Carol Basch, a 53-year-old document analyst from Savannah, Georgia, was among those evacuated to Puerto Rico. When Irma hit St Martin, she huddled for four hours in a hotel bathroom, hearing furniture being tossed around her room. She said locals had welcomed her into their house and gave her food and a sofa to sleep on.
More than 1100 police, military officials and others were deployed to St Martin and St Barts. France is sending more Foreign Legion troops and paratroopers starting today.
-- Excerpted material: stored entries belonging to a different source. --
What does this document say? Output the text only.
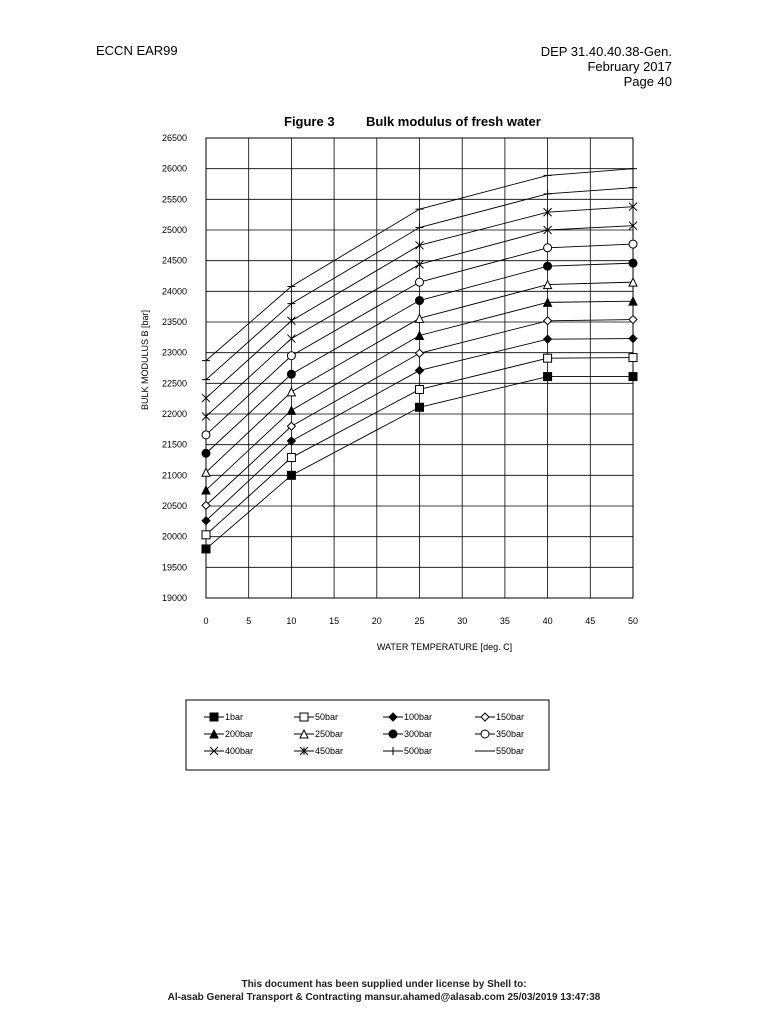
ECCN EAR99	DEP 31.40.40.38-Gen.
February 2017
Page 40
Figure 3 Bulk modulus of fresh water
0	5	10	15	20	25	30	35	40	45	50
19000
19500
20000
20500
21000
21500
22000
22500
23000
23500
24000
24500
25000
25500
26000
26500
WATER TEMPERATURE [deg. C]
BULK MODULUS B [bar]
1bar	50bar	100bar	150bar
200bar	250bar	300bar	350bar
400bar	450bar	500bar	550bar
This document has been supplied under license by Shell to:
Al-asab General Transport & Contracting mansur.ahamed@alasab.com 25/03/2019 13:47:38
In Dutch St Maarten, 70 per cent of houses were badly damaged or destroyed, leaving much of the 40,000 population in public shelters. Some 230 Dutch troops and police were patrolling to maintain order and deliver aid and a further 200 would arrive. Britain announced a package of 42 million for Anguilla, British Virgin Islands and Turks & Caicos.
Once known for pink sandy beaches, the island of Barbuda is now a disaster zone. Its people fared better than those on other islands, since its sister island Antigua was only a 1.5-hour boat ride or a 20-minute flight away.
Irma also battered Cuba. Coastal cities were clobbered by high winds that upended trees, toppled utility poles and scattered debris across streets. Roads were blocked and a museum was in ruins.